Had he spoken? He thought he heard Amy say something. His head was spinning.
“. . . fight against it…fight…”
Fight what? And then he saw it, out in the water. A light. A real light. Glinn’s rescue mission.
“Amy!” he cried. “Look!”
But she didn’t seem to respond.
“Help!” he screamed. “We’re over here!”
He felt a terrible desperation. How could they be seen in this darkness, this howling watery wilderness?
“Amy, a ship! Over there!”
He felt her hand gripping his arm, cold and hard. “Gideon. There’s nothing. No ship.”
“There is, there is! For God’s sake, look!”

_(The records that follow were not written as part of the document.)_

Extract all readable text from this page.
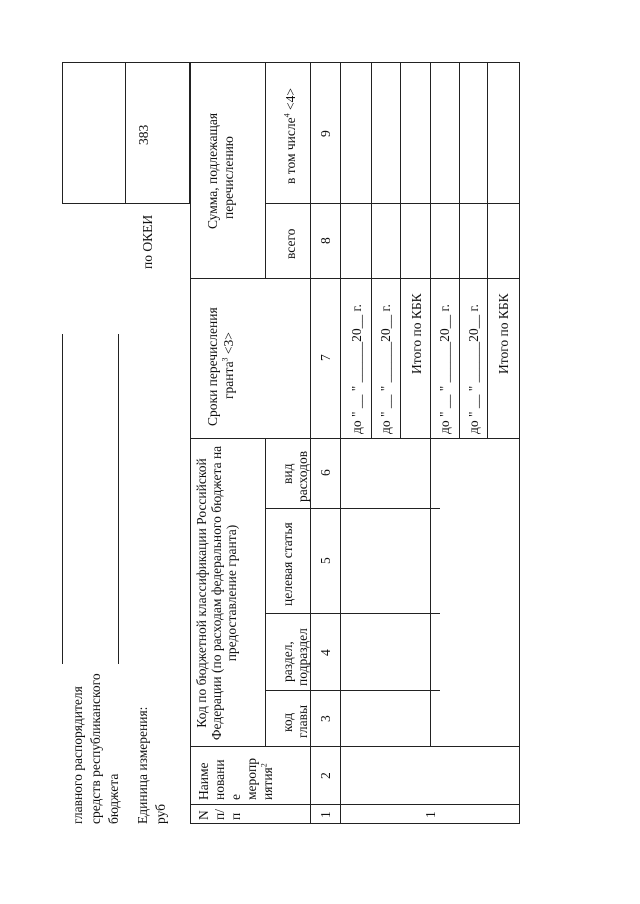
главного распорядителя средств республиканского бюджета Единица измерения: руб
по ОКЕИ
383
N п/ п
Наиме новани е меропр иятия$^2$
Код по бюджетной классификации Российской Федерации (по расходам федерального бюджета на предоставление гранта)
код главы
раздел, подраздел
целевая статья
вид расходов
Сроки перечисления гранта$^3$ <3>
Сумма, подлежащая перечислению
всего
в том числе$^4$ <4>
1
2
3
4
5
6
7
8
9
1
до " __ " ______20__ г. до " __ " ______20__ г. Итого по КБК до " __ " ______20__ г. до " __ " ______20__ г. Итого по КБК
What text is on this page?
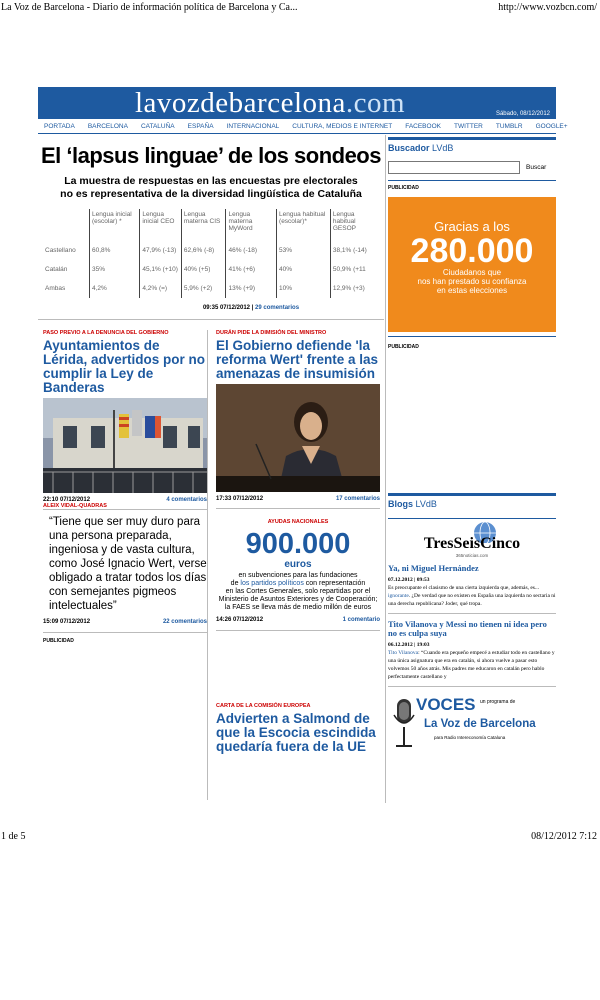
La Voz de Barcelona - Diario de información política de Barcelona y Ca...	http://www.vozbcn.com/
lavozdebarcelona.com	Sábado, 08/12/2012
PORTADA BARCELONA CATALUÑA ESPAÑA INTERNACIONAL CULTURA, MEDIOS E INTERNET FACEBOOK TWITTER TUMBLR GOOGLE+
El ‘lapsus linguae’ de los sondeos
La muestra de respuestas en las encuestas pre electorales
no es representativa de la diversidad lingüística de Cataluña
	Lengua inicial (escolar) *	Lengua inicial CEO	Lengua materna CIS	Lengua materna MyWord	Lengua habitual (escolar)*	Lengua habitual GESOP
Castellano	60,8%	47,9% (-13)	62,6% (-8)	46% (-18)	53%	38,1% (-14)
Catalán	35%	45,1% (+10)	40% (+5)	41% (+6)	40%	50,9% (+11
Ambas	4,2%	4,2% (=)	5,9% (+2)	13% (+9)	10%	12,9% (+3)
09:35 07/12/2012 | 29 comentarios
PASO PREVIO A LA DENUNCIA DEL GOBIERNO
Ayuntamientos de Lérida, advertidos por no cumplir la Ley de Banderas
22:10 07/12/2012	4 comentarios
ALEIX VIDAL-QUADRAS
“Tiene que ser muy duro para una persona preparada, ingeniosa y de vasta cultura, como José Ignacio Wert, verse obligado a tratar todos los días con semejantes pigmeos intelectuales”
15:09 07/12/2012	22 comentarios
PUBLICIDAD
DURÁN PIDE LA DIMISIÓN DEL MINISTRO
El Gobierno defiende 'la reforma Wert' frente a las amenazas de insumisión
17:33 07/12/2012	17 comentarios
AYUDAS NACIONALES
900.000
euros
en subvenciones para las fundaciones
de los partidos políticos con representación
en las Cortes Generales, solo repartidas por el Ministerio de Asuntos Exteriores y de Cooperación; la FAES se lleva más de medio millón de euros
14:26 07/12/2012	1 comentario
CARTA DE LA COMISIÓN EUROPEA
Advierten a Salmond de que la Escocia escindida quedaría fuera de la UE
Buscador LVdB
Buscar
PUBLICIDAD
Gracias a los
280.000
Ciudadanos que
nos han prestado su confianza
en estas elecciones
PUBLICIDAD
Blogs LVdB
TresSeisCinco
365noticias.com
Ya, ni Miguel Hernández
07.12.2012 | 09:53
Es preocupante el clasismo de una cierta izquierda que, además, es... ignorante. ¿De verdad que no existen en España una izquierda no sectaria ni una derecha republicana? Joder, qué tropa.
Tito Vilanova y Messi no tienen ni idea pero no es culpa suya
06.12.2012 | 19:03
Tito Vilanova: “Cuando era pequeño empecé a estudiar todo en castellano y una única asignatura que era en catalán, si ahora vuelve a pasar esto volvemos 50 años atrás. Mis padres me educaron en catalán pero hablo perfectamente castellano y
VOCES un programa de
La Voz de Barcelona
para Radio Intereconomía Cataluna
1 de 5	08/12/2012 7:12
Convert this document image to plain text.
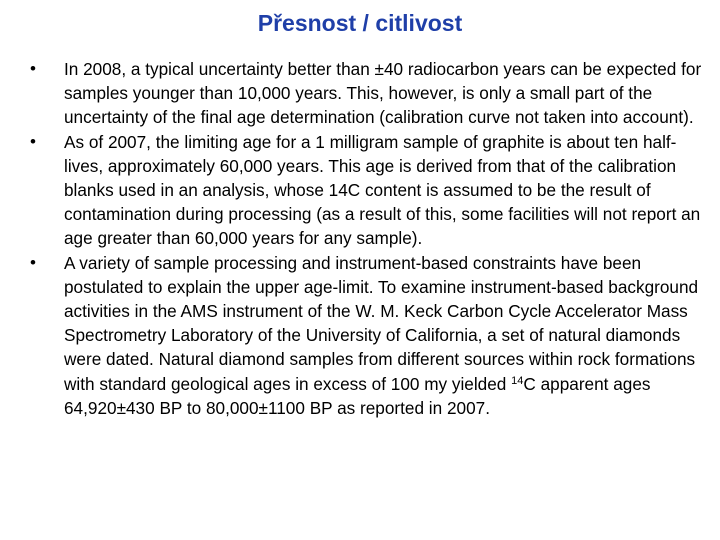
Přesnost / citlivost
• In 2008, a typical uncertainty better than ±40 radiocarbon years can be expected for samples younger than 10,000 years. This, however, is only a small part of the uncertainty of the final age determination (calibration curve not taken into account).
• As of 2007, the limiting age for a 1 milligram sample of graphite is about ten half-lives, approximately 60,000 years. This age is derived from that of the calibration blanks used in an analysis, whose 14C content is assumed to be the result of contamination during processing (as a result of this, some facilities will not report an age greater than 60,000 years for any sample).
• A variety of sample processing and instrument-based constraints have been postulated to explain the upper age-limit. To examine instrument-based background activities in the AMS instrument of the W. M. Keck Carbon Cycle Accelerator Mass Spectrometry Laboratory of the University of California, a set of natural diamonds were dated. Natural diamond samples from different sources within rock formations with standard geological ages in excess of 100 my yielded $^{14}$C apparent ages 64,920±430 BP to 80,000±1100 BP as reported in 2007.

Now he could see it clearly, and by God it was as large as the Titanic, a huge cruise ship, lit up like a Christmas tree, all sparkling yellow, rows of windows, black shapes of people on deck silhouetted against the warmth. It was amazing what Glinn had done.
“Amy! Can’t you see?”
“Fight it, Gideon.” The hand tightened.
The ship let out a long, booming steam whistle, then another.
“You hear that? Oh, my God, they’re going to miss us. Over here—!”
A wave came over them, burying them, pushing them down into roaring blackness. Gideon struggled without air, clawing up, having sucked in water with his shouting. It felt like he was under forever. And then they broke the surface, coughing, spluttering. He looked around wildly.